Gothic Revival style fairy tale castle of Württemberg. The castle was inspired by the novel Lichtenstein (1826) by Wilhelm Hauff and was built in 1840–1842. The ruins of the medieval castle that inspired the novel are a few hundred meters away. The castle is located on an escarpment that marks the northwestern edge of the Swabian Alps.

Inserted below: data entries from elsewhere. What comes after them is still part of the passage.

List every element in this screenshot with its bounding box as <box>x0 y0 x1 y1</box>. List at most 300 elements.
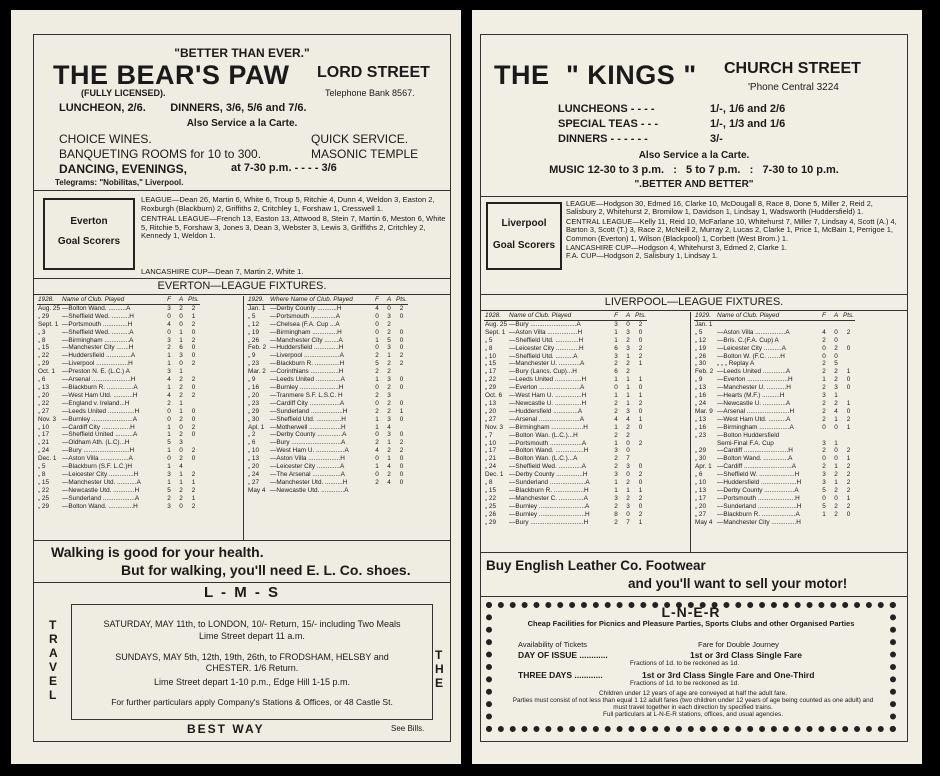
fixture-for: 3 <box>614 352 618 360</box>
fixture-against: 1 <box>179 478 183 486</box>
fixture-points: 0 <box>846 376 851 384</box>
fixture-points: 2 <box>846 471 851 479</box>
fixture-for: 3 <box>614 447 618 455</box>
fixture-for: 3 <box>167 470 171 478</box>
bears-paw-carte: Also Service a la Carte. <box>186 118 298 129</box>
lms-london-depart: Lime Street depart 11 a.m. <box>199 631 305 641</box>
fixture-date: „ 5 <box>485 336 493 344</box>
fixture-club: —Bolton Wan. (L.C.)...A <box>509 455 578 463</box>
fixture-against: 3 <box>179 352 183 360</box>
fixture-club: —Chelsea (F.A. Cup ...A <box>270 320 340 328</box>
fixture-club: —Manchester Utd. ..........H <box>270 478 348 486</box>
fixture-for: 4 <box>822 328 826 336</box>
fixture-row <box>37 479 200 487</box>
fixture-for: 1 <box>375 415 379 423</box>
fixture-for: 2 <box>822 447 826 455</box>
fixture-row <box>247 400 408 408</box>
fixture-date: „ 9 <box>248 376 256 384</box>
fixture-club: —Bury ..............................H <box>509 518 589 526</box>
fixture-points: 1 <box>846 455 851 463</box>
fixture-row <box>247 329 408 337</box>
fixture-row <box>484 519 647 527</box>
fixture-points: 2 <box>638 344 643 352</box>
divider <box>243 296 244 540</box>
fixture-club: —Bris. C.(F.A. Cup) A <box>717 336 779 344</box>
fixture-against: 3 <box>626 344 630 352</box>
fixture-date: „ 13 <box>248 455 260 463</box>
fixture-points <box>395 392 408 400</box>
fixture-row <box>247 439 408 447</box>
scorers-lancashire-cup: LANCASHIRE CUP—Hodgson 4, Whitehurst 3, Edmed 2, Clarke 1. <box>566 243 787 253</box>
fixture-row <box>37 408 200 416</box>
fixture-date: Oct. 6 <box>485 392 503 400</box>
fixture-date: „ 29 <box>38 312 50 320</box>
fixture-against: 2 <box>387 360 391 368</box>
fixture-points: 2 <box>399 439 404 447</box>
fixture-for: 5 <box>375 360 379 368</box>
fixture-against: 0 <box>626 510 630 518</box>
fixture-row <box>247 352 408 360</box>
fixture-date: „ 27 <box>485 415 497 423</box>
fixture-for: 5 <box>167 439 171 447</box>
fixture-against: 1 <box>179 399 183 407</box>
fixture-for: 1 <box>822 376 826 384</box>
fixture-row <box>694 376 855 384</box>
fixture-points: 2 <box>638 320 643 328</box>
fixture-club: —England v. Ireland...H <box>62 399 130 407</box>
fixture-for <box>818 320 830 328</box>
left-page <box>11 10 461 764</box>
fixture-club: —Portsmouth .....................H <box>717 494 800 502</box>
fixture-row <box>37 392 200 400</box>
kings-tagline: ".BETTER AND BETTER" <box>634 179 754 190</box>
fixture-points <box>187 463 200 471</box>
fixture-row <box>247 408 408 416</box>
fixture-club: —Oldham Ath. (L.C)...H <box>62 439 130 447</box>
fixture-for: 0 <box>822 423 826 431</box>
fixture-row <box>484 337 647 345</box>
fixture-date: „ 19 <box>248 328 260 336</box>
fixture-against: 1 <box>626 486 630 494</box>
travel-vertical: T R A V E L <box>49 618 58 702</box>
fixture-for: 2 <box>375 439 379 447</box>
fixture-against: 4 <box>834 407 838 415</box>
fixture-date: „ 8 <box>38 336 46 344</box>
fixture-points: 2 <box>846 415 851 423</box>
fixture-for: 3 <box>822 439 826 447</box>
fixture-for: 2 <box>614 360 618 368</box>
fixture-date: „ 23 <box>695 431 707 439</box>
fixture-club: —Cardiff ...........................A <box>717 463 797 471</box>
fixture-club: —Manchester City ........A <box>270 336 343 344</box>
telegrams: Telegrams: "Nobilitas," Liverpool. <box>55 178 184 187</box>
fixture-club: —Derby County ..............A <box>270 431 347 439</box>
fixture-club: —Leicester City ..........A <box>717 344 786 352</box>
fixture-points: 2 <box>638 494 643 502</box>
fixture-against: 2 <box>179 415 183 423</box>
fixture-points: 0 <box>191 407 196 415</box>
fixture-for: 0 <box>822 494 826 502</box>
fixture-against: 0 <box>626 320 630 328</box>
fixture-for: 1 <box>167 431 171 439</box>
fixture-date: „ 29 <box>248 407 260 415</box>
lner-three-fractions: Fractions of 1d. to be reckoned as 1d. <box>630 680 740 687</box>
bears-paw-street: LORD STREET <box>317 64 430 81</box>
fixture-for: 5 <box>822 502 826 510</box>
fixture-date: „ 20 <box>248 463 260 471</box>
fixture-against: 1 <box>834 439 838 447</box>
fixture-points: 1 <box>846 399 851 407</box>
lner-three-fare: 1st or 3rd Class Single Fare and One-Third <box>642 670 815 680</box>
fixture-club: —Leeds United ..............A <box>270 376 345 384</box>
banqueting-rooms: BANQUETING ROOMS for 10 to 300. <box>59 147 262 161</box>
fixture-date: „ 3 <box>38 328 46 336</box>
fixture-date: Aug. 25 <box>38 304 61 312</box>
fixture-club: —Hearts (M.F.) ..........H <box>717 392 785 400</box>
fixture-date: „ 23 <box>248 360 260 368</box>
fixture-points: 1 <box>638 486 643 494</box>
fixture-against: 2 <box>179 431 183 439</box>
fixture-points: 0 <box>399 431 404 439</box>
fixture-points: 0 <box>399 344 404 352</box>
divider <box>33 540 451 541</box>
fixture-date: „ 12 <box>695 336 707 344</box>
fixture-row <box>247 384 408 392</box>
fixture-for: 3 <box>614 320 618 328</box>
fixture-date: „ 16 <box>248 383 260 391</box>
fixture-row <box>694 408 855 416</box>
fixture-against: 1 <box>387 439 391 447</box>
scorer-club: Everton <box>70 216 108 227</box>
fixture-date: „ 10 <box>485 439 497 447</box>
fixture-against: 2 <box>387 399 391 407</box>
fixture-row <box>484 471 647 479</box>
fixture-club: —Portsmouth ..............H <box>62 320 133 328</box>
lner-day-fractions: Fractions of 1d. to be reckoned as 1d. <box>630 660 740 667</box>
scorers-fa-cup: F.A. CUP—Hodgson 2, Salisbury 1, Lindsay 1. <box>566 251 718 261</box>
fixture-for: 3 <box>822 479 826 487</box>
fixture-points: 0 <box>399 470 404 478</box>
fixture-for: 0 <box>375 344 379 352</box>
fixture-against: 2 <box>387 383 391 391</box>
fixture-club: —Bolton W. (F.C. .......H <box>717 352 785 360</box>
fixture-for: 2 <box>822 415 826 423</box>
fixture-against: 2 <box>179 455 183 463</box>
fixture-against: 2 <box>626 431 630 439</box>
fixture-points: 1 <box>846 368 851 376</box>
fixture-points: 2 <box>638 439 643 447</box>
fixture-date <box>694 440 716 448</box>
fixture-for: 1 <box>167 463 171 471</box>
fixture-for: 4 <box>167 320 171 328</box>
fixture-row <box>694 495 855 503</box>
fixture-row <box>37 424 200 432</box>
fixture-against: 0 <box>626 439 630 447</box>
lner-day-of-issue: DAY OF ISSUE ............ <box>518 650 608 660</box>
fixture-row <box>694 416 855 424</box>
footwear-ad-2: and you'll want to sell your motor! <box>628 576 848 591</box>
fixture-against: 1 <box>626 392 630 400</box>
fixture-against: 2 <box>834 344 838 352</box>
fixture-points: 1 <box>191 312 196 320</box>
fixture-against: 0 <box>834 455 838 463</box>
fixture-date: „ 26 <box>248 336 260 344</box>
fixture-points: 2 <box>846 486 851 494</box>
fixture-date: May 4 <box>695 518 713 526</box>
fixture-points: 2 <box>191 486 196 494</box>
fixture-date: „ 24 <box>485 463 497 471</box>
fixture-for: 2 <box>614 431 618 439</box>
fixture-row <box>484 503 647 511</box>
fixture-points: 0 <box>399 383 404 391</box>
fixture-against: 0 <box>387 304 391 312</box>
fixture-row <box>37 304 200 312</box>
fixture-club: —Preston N. E. (L.C.) A <box>62 368 130 376</box>
fixture-date: „ 20 <box>485 407 497 415</box>
fixture-for: 0 <box>375 399 379 407</box>
fixture-club: —Aston Villa ................A <box>62 455 133 463</box>
fixture-for <box>371 487 383 495</box>
fixture-club: —Corinthians ................H <box>270 368 344 376</box>
lner-box <box>486 602 896 732</box>
fixture-club: —Manchester U. ...........H <box>717 384 791 392</box>
fixture-row <box>484 432 647 440</box>
fixture-club: —Blackburn R. .................H <box>509 486 589 494</box>
fixture-row <box>37 455 200 463</box>
fixture-date: „ 13 <box>695 486 707 494</box>
fixture-for: 2 <box>614 502 618 510</box>
fixture-club: —Birmingham .................A <box>717 423 794 431</box>
fixture-against: 3 <box>387 431 391 439</box>
fixture-date: „ 25 <box>485 502 497 510</box>
fixture-club: —Sheffield United ..........A <box>62 431 138 439</box>
fixture-points <box>395 368 408 376</box>
fixture-club: —Huddersfield ..............A <box>62 352 136 360</box>
fixture-row <box>484 400 647 408</box>
fixture-points: 0 <box>399 399 404 407</box>
fixture-against: 1 <box>626 384 630 392</box>
fixture-row <box>694 463 855 471</box>
fixture-row <box>247 487 408 495</box>
fixture-row <box>694 471 855 479</box>
liverpool-fixtures-table-2: 1929. Name of Club. Played F A Pts. Jan. 1 „ 5 —Aston Villa .................A 4 0 2 „ 12 —Bris. C.(F.A. Cup) A 2 0 „ 19 —Leicester City ..........A 0 2 0 „ 26 —Bolton W. (F.C. .......H 0 0 „ 30 „ „ „ Replay A 2 5 Feb. 2 —Leeds United .............A 2 2 1 „ 9 —Everton .......................H 1 2 0 „ 13 —Manchester U. ...........H 2 3 0 „ 16 —Hearts (M.F.) ..........H 3 1 „ 24 —Newcastle U. .............A 2 2 1 Mar. 9 —Arsenal ........................H 2 4 0 „ 13 —West Ham Utd. ..........A 2 1 2 „ 16 —Birmingham .................A 0 0 1 „ 23 —Bolton Huddersfield Semi-Final F.A. Cup 3 1 „ 29 —Cardiff .........................H 2 0 2 „ 30 —Bolton Wand. ..............A 0 0 1 Apr. 1 —Cardiff ...........................A 2 1 2 „ 6 —Sheffield W. ....................H 3 2 2 „ 10 —Huddersfield ....................H 3 1 2 „ 13 —Derby County .................A 5 2 2 „ 17 —Portsmouth .....................H 0 0 1 „ 20 —Sunderland ......................H 5 2 2 „ 27 —Blackburn R. ...................A 1 2 0 May 4 —Manchester City ..............H <box>695 312 855 526</box>
fixture-date: „ 15 <box>38 344 50 352</box>
lms-particulars: For further particulars apply Company's Stations & Offices, or 48 Castle St. <box>111 697 393 707</box>
fixture-row <box>37 416 200 424</box>
masonic-temple: MASONIC TEMPLE <box>311 147 419 161</box>
fixture-against: 2 <box>387 447 391 455</box>
fixture-for: 1 <box>375 463 379 471</box>
fixture-date: „ 20 <box>38 391 50 399</box>
fixture-date: „ 6 <box>695 471 703 479</box>
fixture-for: 0 <box>375 383 379 391</box>
fixture-date: „ 20 <box>248 391 260 399</box>
fixture-club: —Manchester Utd. ...........A <box>62 478 141 486</box>
fixture-for: 4 <box>167 376 171 384</box>
kings-name: " KINGS " <box>566 60 697 90</box>
fixture-date: Jan. 1 <box>695 320 713 328</box>
fixture-points: 0 <box>399 336 404 344</box>
fixture-against: 1 <box>179 407 183 415</box>
fixture-date: „ 9 <box>695 376 703 384</box>
fixture-for: 5 <box>167 486 171 494</box>
fixture-row <box>37 344 200 352</box>
fixture-row <box>694 329 855 337</box>
fixture-row <box>37 360 200 368</box>
fixture-for: 3 <box>822 392 826 400</box>
fixture-points: 2 <box>846 479 851 487</box>
fixture-row <box>37 321 200 329</box>
fixture-for: 1 <box>375 423 379 431</box>
everton-fixtures-table-1: 1928. Name of Club. Played F A Pts. Aug. 25 —Bolton Wand. ..........A 3 2 2 „ 29 —Sheffield Wed. ..........H 0 0 1 Sept. 1 —Portsmouth ..............H 4 0 2 „ 3 —Sheffield Wed. ..........A 0 1 0 „ 8 —Birmingham ..............A 3 1 2 „ 15 —Manchester City .......H 2 6 0 „ 22 —Huddersfield ..............A 1 3 0 „ 29 —Liverpool ..................H 1 0 2 Oct. 1 —Preston N. E. (L.C.) A 3 1 „ 6 —Arsenal ......................H 4 2 2 „ 13 —Blackburn R. ...............A 1 2 0 „ 20 —West Ham Utd. ...........H 4 2 2 „ 22 —England v. Ireland...H 2 1 „ 27 —Leeds United ...............H 0 1 0 Nov. 3 —Burnley .......................A 0 2 0 „ 10 —Cardiff City ................H 1 0 2 „ 17 —Sheffield United ..........A 1 2 0 „ 21 —Oldham Ath. (L.C)...H 5 3 „ 24 —Bury ..........................H 1 0 2 Dec. 1 —Aston Villa ................A 0 2 0 „ 5 —Blackburn (S.F. L.C.)H 1 4 „ 8 —Leicester City ..............H 3 1 2 „ 15 —Manchester Utd. ...........A 1 1 1 „ 22 —Newcastle Utd. ............H 5 2 2 „ 25 —Sunderland ..................A 2 2 1 „ 29 —Bolton Wand. ..............H 3 0 2 <box>38 296 200 510</box>
fixture-club: —Manchester City .......H <box>62 344 134 352</box>
scorers-league: LEAGUE—Hodgson 30, Edmed 16, Clarke 10, McDougall 8, Race 8, Done 5, Miller 2, Reid 2, Salisbury 2, Whitehurst 2, Bromilow 1, Davidson 1, Lindsay 1, Wadsworth (Huddersfield) 1. <box>566 199 873 217</box>
fixture-date: „ 7 <box>485 431 493 439</box>
bears-paw-licence: (FULLY LICENSED). <box>81 88 166 98</box>
fixture-points: 0 <box>191 352 196 360</box>
fixture-for: 0 <box>167 328 171 336</box>
fixture-row <box>247 376 408 384</box>
fixture-club: —Cardiff City ................H <box>62 423 135 431</box>
fixture-row <box>247 463 408 471</box>
fixture-row <box>37 487 200 495</box>
fixture-against: 3 <box>626 502 630 510</box>
fixture-points: 1 <box>846 423 851 431</box>
fixture-club: —Bolton Wand. ..........A <box>62 304 131 312</box>
fixture-for: 2 <box>822 360 826 368</box>
fixture-points: 2 <box>191 336 196 344</box>
fixture-row <box>694 455 855 463</box>
fixture-row <box>484 479 647 487</box>
fixture-points: 1 <box>638 376 643 384</box>
fixture-row <box>694 440 855 448</box>
fixture-for: 2 <box>375 368 379 376</box>
fixture-row <box>484 392 647 400</box>
fixture-points <box>187 368 200 376</box>
fixture-date: Oct. 1 <box>38 368 56 376</box>
fixture-date: „ 6 <box>248 439 256 447</box>
fixture-date: „ 5 <box>38 463 46 471</box>
fixture-for: 8 <box>614 510 618 518</box>
fixture-points: 0 <box>191 344 196 352</box>
fixture-club: —Huddersfield ..............A <box>509 407 583 415</box>
fixture-for: 1 <box>167 478 171 486</box>
fixture-club: —Liverpool ..................H <box>62 360 133 368</box>
fixture-for: 0 <box>375 312 379 320</box>
fixture-date: Dec. 1 <box>38 455 57 463</box>
fixture-row <box>484 408 647 416</box>
fixture-points: 2 <box>191 320 196 328</box>
divider <box>33 294 451 295</box>
fixture-for: 3 <box>614 494 618 502</box>
fixture-for: 2 <box>614 455 618 463</box>
fixture-date: „ 17 <box>485 368 497 376</box>
fixture-for: 1 <box>167 383 171 391</box>
fixture-against: 1 <box>626 352 630 360</box>
fixture-club: —Burnley ..........................H <box>509 510 590 518</box>
fixture-date: Sept. 1 <box>38 320 59 328</box>
liverpool-scorers <box>566 200 902 261</box>
fixture-points: 2 <box>191 391 196 399</box>
fixture-against: 4 <box>179 463 183 471</box>
fixture-points: 0 <box>846 510 851 518</box>
fixture-date: Mar. 9 <box>695 407 713 415</box>
fixture-row <box>37 463 200 471</box>
bears-paw-name: THE BEAR'S PAW <box>53 60 290 90</box>
fixture-row <box>484 376 647 384</box>
fixture-club: —Leeds United ...............H <box>509 376 587 384</box>
fixture-against: 3 <box>179 439 183 447</box>
fixture-club: —Sunderland ....................A <box>509 479 590 487</box>
fixture-row <box>37 447 200 455</box>
fixture-points: 0 <box>399 312 404 320</box>
fixture-date: „ 25 <box>38 494 50 502</box>
fixture-points <box>634 455 647 463</box>
fixture-row <box>247 360 408 368</box>
fixture-date: „ 15 <box>485 486 497 494</box>
fixture-against: 2 <box>626 360 630 368</box>
fixture-for: 0 <box>375 320 379 328</box>
fixture-date: „ 29 <box>695 447 707 455</box>
fixture-against: 2 <box>834 486 838 494</box>
walking-line-1: Walking is good for your health. <box>51 544 264 560</box>
scorers-central-league: CENTRAL LEAGUE—French 13, Easton 13, Attwood 8, Stein 7, Martin 6, Meston 6, White 5, Ritchie 5, Forshaw 3, Jones 3, Dean 3, Webster 3, Lewis 3, Griffiths 2, Critchley 2, Kennedy 1, Weldon 1. <box>141 214 446 241</box>
fixture-against: 4 <box>387 478 391 486</box>
fixture-row <box>484 353 647 361</box>
fixture-for: 2 <box>822 368 826 376</box>
fixture-against: 0 <box>179 312 183 320</box>
fixture-club: —West Ham U. ................A <box>270 447 349 455</box>
divider <box>33 190 451 191</box>
fixture-club: —Bolton Wand. ..............A <box>717 455 793 463</box>
fixture-row <box>484 511 647 519</box>
fixture-row <box>247 479 408 487</box>
fixture-against: 0 <box>834 423 838 431</box>
fixture-points: 2 <box>638 510 643 518</box>
fixture-for: 0 <box>375 431 379 439</box>
fixture-club: —Arsenal .......................A <box>509 415 584 423</box>
fixture-points: 0 <box>638 407 643 415</box>
fixture-club: —Sheffield Wed. .............A <box>509 463 586 471</box>
fixture-row <box>247 368 408 376</box>
fixture-date: Dec. 1 <box>485 471 504 479</box>
fixture-date: „ 15 <box>485 360 497 368</box>
fixture-row <box>247 392 408 400</box>
fixture-against: 2 <box>834 510 838 518</box>
lner-facilities: Cheap Facilities for Picnics and Pleasure Parties, Sports Clubs and other Organised Parties <box>527 619 855 628</box>
fixture-row <box>37 439 200 447</box>
fixture-against: 3 <box>387 391 391 399</box>
fixture-row <box>484 320 647 328</box>
fixture-for: 2 <box>614 407 618 415</box>
scorers-central-league: CENTRAL LEAGUE—Kelly 11, Reid 10, McFarlane 10, Whitehurst 7, Miller 7, Lindsay 4, Scott (A.) 4, Barton 3, Scott (T.) 3, Race 2, McNeill 2, Murray 2, Lucas 2, Clarke 1, Price 1, McBain 1, Perrigoe 1, Common (Everton) 1, Wilson (Blackpool) 1, Corbett (West Brom.) 1. <box>566 216 897 243</box>
lner-title: L-N-E-R <box>661 604 721 620</box>
fixture-row <box>484 416 647 424</box>
fixture-points: 0 <box>638 384 643 392</box>
scorers-league: LEAGUE—Dean 26, Martin 6, White 6, Troup 5, Ritchie 4, Dunn 4, Weldon 3, Easton 2, Roxburgh (Blackburn) 2, Griffiths 2, Critchley 1, Forshaw 1, Cresswell 1. <box>141 195 435 213</box>
fixture-points <box>187 439 200 447</box>
fixture-for: 6 <box>614 368 618 376</box>
fixture-row <box>694 392 855 400</box>
fixture-date: „ 8 <box>485 344 493 352</box>
fixture-against: 3 <box>834 384 838 392</box>
fixture-for: 2 <box>167 344 171 352</box>
fixture-against: 2 <box>834 368 838 376</box>
fixture-points <box>842 519 855 527</box>
fixture-points: 2 <box>191 304 196 312</box>
fixture-points: 2 <box>399 304 404 312</box>
fixture-against: 1 <box>179 328 183 336</box>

Museum Village Düppel (Museumsdorf Düppel) is an open air museum presenting a reconstruction of an 800 year old village. The site of the formal settlement where the museum stands is now reconstructed with residences, storehouses, workshops, wells, fields and gardens. Uncoverd in 1967, it is estimated that the former settlement dates back to 1200 and was in use for 30 years.
The New Garden is a park in Potsdam with 102.5 hectares located south-west Berlin, Germany. Starting in 1787, Frederick William II arranged to have a new garden in this location and later, and it came to be known by this rather prosaic name. The New Garden is a UNESCO World Heritage Site since 1990. Cecilienhof Palace is located in the northern part of the New Garden.
The Olympics Dorf was built to house all participating athletes, officials, trainers, and other workers in the 1936 Summer Olympics, officially known as the XI Olympiad Games. It was held in Berlin, about 4000 people from 50 nationalities lived in this Olympic Village during the games.